Hey there, time traveller!
This article was published 25/9/2010 (2377 days ago), so information in it may no longer be current.
"My city's still breathing -- but barely, it's true -- through buildings gone missing like teeth."
- The Weakerthans, Left And Leaving
When John K. Samson wrote the first few lines of one of The Weakerthans' most poignant songs, he was thinking about the Leland Hotel, which burned down at the edge of Old Market Square 11 winters ago.
For a decade, the southeast corner of William Avenue and King Street remained a patch of weeds and gravel. Sitting right across from city hall, it was a poignant emblem of decline, both for the Exchange District and downtown Winnipeg as a whole.
It's tough to feel good about your town when a vacant lot sits only metres away from the chamber where mayor and city council meet 10 times a year to pass legislation that's supposed to move the city forward.
Happily, this particular lot will soon have a new life as part of Red River College's adaptive re-use of the Union Bank Tower and the surrounding parcels of land.
But too many empty surface lots remain within mere blocks of city hall. And much of Winnipeg's sprawling downtown is used for little more than parking.
There's a very embarrassing empty lot just north of what's still known as the Canwest building, withinhurdling distance of the barricades at Portage and Main. There's an enticing empty lot southwest of MTS Centre. There's a very desirable empty lot across Waterfront Drive from the future Canadian Museum for Human Rights.

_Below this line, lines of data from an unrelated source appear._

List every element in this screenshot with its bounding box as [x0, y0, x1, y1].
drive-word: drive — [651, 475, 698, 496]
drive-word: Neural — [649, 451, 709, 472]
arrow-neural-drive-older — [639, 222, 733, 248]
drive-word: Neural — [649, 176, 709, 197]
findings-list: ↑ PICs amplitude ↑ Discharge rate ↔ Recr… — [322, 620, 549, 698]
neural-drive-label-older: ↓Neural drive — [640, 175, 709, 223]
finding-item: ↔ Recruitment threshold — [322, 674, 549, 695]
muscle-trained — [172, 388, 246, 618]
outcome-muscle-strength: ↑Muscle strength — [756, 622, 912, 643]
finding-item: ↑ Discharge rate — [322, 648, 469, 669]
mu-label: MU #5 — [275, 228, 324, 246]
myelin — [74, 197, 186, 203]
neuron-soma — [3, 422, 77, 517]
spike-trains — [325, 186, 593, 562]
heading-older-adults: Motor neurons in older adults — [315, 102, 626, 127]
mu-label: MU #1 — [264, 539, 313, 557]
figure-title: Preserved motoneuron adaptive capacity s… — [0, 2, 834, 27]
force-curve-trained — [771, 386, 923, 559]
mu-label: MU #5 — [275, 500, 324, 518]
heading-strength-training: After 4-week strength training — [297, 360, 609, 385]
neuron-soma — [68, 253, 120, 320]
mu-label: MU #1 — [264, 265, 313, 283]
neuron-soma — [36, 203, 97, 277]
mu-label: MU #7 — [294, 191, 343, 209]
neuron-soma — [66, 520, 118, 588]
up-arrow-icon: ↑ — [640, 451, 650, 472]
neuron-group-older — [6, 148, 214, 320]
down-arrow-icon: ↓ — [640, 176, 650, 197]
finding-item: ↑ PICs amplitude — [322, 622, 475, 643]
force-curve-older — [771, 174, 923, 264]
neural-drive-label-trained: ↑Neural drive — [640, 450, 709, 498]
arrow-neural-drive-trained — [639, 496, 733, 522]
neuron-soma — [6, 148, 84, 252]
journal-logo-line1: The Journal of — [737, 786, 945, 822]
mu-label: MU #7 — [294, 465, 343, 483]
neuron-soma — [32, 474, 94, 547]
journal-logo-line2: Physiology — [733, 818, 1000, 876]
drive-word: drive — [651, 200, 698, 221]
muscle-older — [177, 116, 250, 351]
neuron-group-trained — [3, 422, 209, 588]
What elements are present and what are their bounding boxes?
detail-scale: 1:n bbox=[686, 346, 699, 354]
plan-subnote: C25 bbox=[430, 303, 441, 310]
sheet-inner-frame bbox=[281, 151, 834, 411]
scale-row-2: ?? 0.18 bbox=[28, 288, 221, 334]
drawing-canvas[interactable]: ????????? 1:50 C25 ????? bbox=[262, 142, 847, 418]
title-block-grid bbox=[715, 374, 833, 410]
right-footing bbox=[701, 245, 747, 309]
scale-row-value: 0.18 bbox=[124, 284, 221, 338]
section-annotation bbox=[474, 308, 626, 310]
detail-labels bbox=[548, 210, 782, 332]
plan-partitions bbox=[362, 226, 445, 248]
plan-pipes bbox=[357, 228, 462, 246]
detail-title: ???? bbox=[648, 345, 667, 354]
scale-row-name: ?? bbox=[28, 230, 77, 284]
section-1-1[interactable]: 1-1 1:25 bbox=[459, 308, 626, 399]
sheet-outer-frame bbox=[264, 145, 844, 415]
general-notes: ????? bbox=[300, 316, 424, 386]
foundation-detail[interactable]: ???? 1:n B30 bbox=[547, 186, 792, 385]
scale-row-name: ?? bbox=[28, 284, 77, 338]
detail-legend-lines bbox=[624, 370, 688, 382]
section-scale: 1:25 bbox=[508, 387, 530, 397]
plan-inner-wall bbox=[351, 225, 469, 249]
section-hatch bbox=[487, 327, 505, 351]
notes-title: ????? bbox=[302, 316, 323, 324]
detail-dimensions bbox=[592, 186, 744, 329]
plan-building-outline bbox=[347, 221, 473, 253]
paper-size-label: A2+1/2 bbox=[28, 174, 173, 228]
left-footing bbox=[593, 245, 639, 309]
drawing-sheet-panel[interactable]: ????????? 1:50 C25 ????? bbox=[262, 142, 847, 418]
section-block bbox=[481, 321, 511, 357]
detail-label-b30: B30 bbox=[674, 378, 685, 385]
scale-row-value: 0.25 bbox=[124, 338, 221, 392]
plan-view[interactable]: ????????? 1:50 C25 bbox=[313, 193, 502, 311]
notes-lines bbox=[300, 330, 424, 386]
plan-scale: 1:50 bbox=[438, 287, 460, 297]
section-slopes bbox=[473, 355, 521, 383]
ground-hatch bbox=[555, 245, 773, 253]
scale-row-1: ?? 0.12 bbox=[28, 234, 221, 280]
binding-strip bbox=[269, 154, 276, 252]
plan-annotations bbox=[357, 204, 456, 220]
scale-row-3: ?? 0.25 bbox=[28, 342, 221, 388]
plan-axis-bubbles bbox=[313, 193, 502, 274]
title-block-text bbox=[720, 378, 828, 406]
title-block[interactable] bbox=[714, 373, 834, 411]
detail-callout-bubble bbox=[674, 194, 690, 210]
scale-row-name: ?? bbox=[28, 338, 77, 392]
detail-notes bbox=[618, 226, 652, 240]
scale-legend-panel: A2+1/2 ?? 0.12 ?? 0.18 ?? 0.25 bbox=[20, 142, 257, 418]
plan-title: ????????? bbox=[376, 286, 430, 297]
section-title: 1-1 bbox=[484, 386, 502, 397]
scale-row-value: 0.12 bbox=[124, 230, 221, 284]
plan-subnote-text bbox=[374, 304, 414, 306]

Developers are eyeing all of these properties. But these vacant parcels remain that way because the City of Winnipeg makes it easy for them to sit and stagnate.
There are no tax incentives for property owners to build up their surface lot and no penalties for them if they fail to do so.
So speculators sit on empty lots, waiting for that key moment when they can best realize their profits -- or they continue to derive revenue from surface-parking operations.
Surface parking lots are not just ugly. They are a public safety problem. There are no people on these properties, most of the time, so they contribute to downtown's desolation.
Surface parking lots are also environmental nightmares. They allow unfiltered runoff to drain into our sewers and rivers.
Surface parking lots are also the chief contributor to the low density of the entire city, as the central core should be the most densely developed portion of Winnipeg.
On Friday, I asked the city's two leading mayoral candidates what they would do about surface parking lots and downtown density in general.
Challenger Judy Wasylycia-Leis said the issue was important but insisted she would tell me more about it later in the campaign. I believe she believes this is important, but there are only four and a half weeks left before election day.
Incumbent Sam Katz, who promised to do something about surface lots last December, when city council approved the sale of the Winnipeg Square Parkade, was a little quicker on his feet.
He said he is helping to improve density by encouraging the development of the Fort Rouge Yards and the construction of a highrise apartment tower on Assiniboine Avenue. But he actually said nothing about surface lots, which is revealing.
Last year, he hinted he'd do something to urge developers to build up on these eyesores. So I asked him if surface lots should be taxed at their "highest and best use," which means charging their owners property taxes befitting of highrise buildings, not surface parking lots.
The mayor grimaced. One of the central issues of the Riverside Park Management affair was a city staffer's decision to assess a lot formerly used by the Winnipeg Goldeyes at its "highest and best use." Katz wasn't about to take the bait he pretty much laid out for himself.
The fact is, nobody at city hall is dealing with surface lots. Only quasi-governmental agencies are thinking about the issue.
Downtown development agency CentreVenture and The Forks-North Portage people would like to build more parkades. The Winnipeg Parking Authority had some ideas, but those won't be known until a long-delayed downtown parking study sees the light of day.
Outgoing parking authority boss Dave Hill may have annoyed some city councillors for getting out in front of issues, but the man knew what he was talking about -- the problem with downtown isn't a lack of parking, but the absence of the right kind of parking.
As Rob Galston and other urbanists have pointed out many times, you only need to spend a few seconds with Google Maps to see how downtown Winnipeg resembles a patchwork of unimproved gravel and concrete.
A simple carrot-and-stick approach could rectify the situation. Developers can and will do the right thing and are even willing to do so.
But if Winnipeg's leaders and would-be leaders couldn't care less, it sets the tone for the rest of the city.
That's why it took a decade to fill a surface lot mere metres from the city council speaker's chair. And that's why one of the most poignant songs ever written about Winnipeg is an elegy about decay.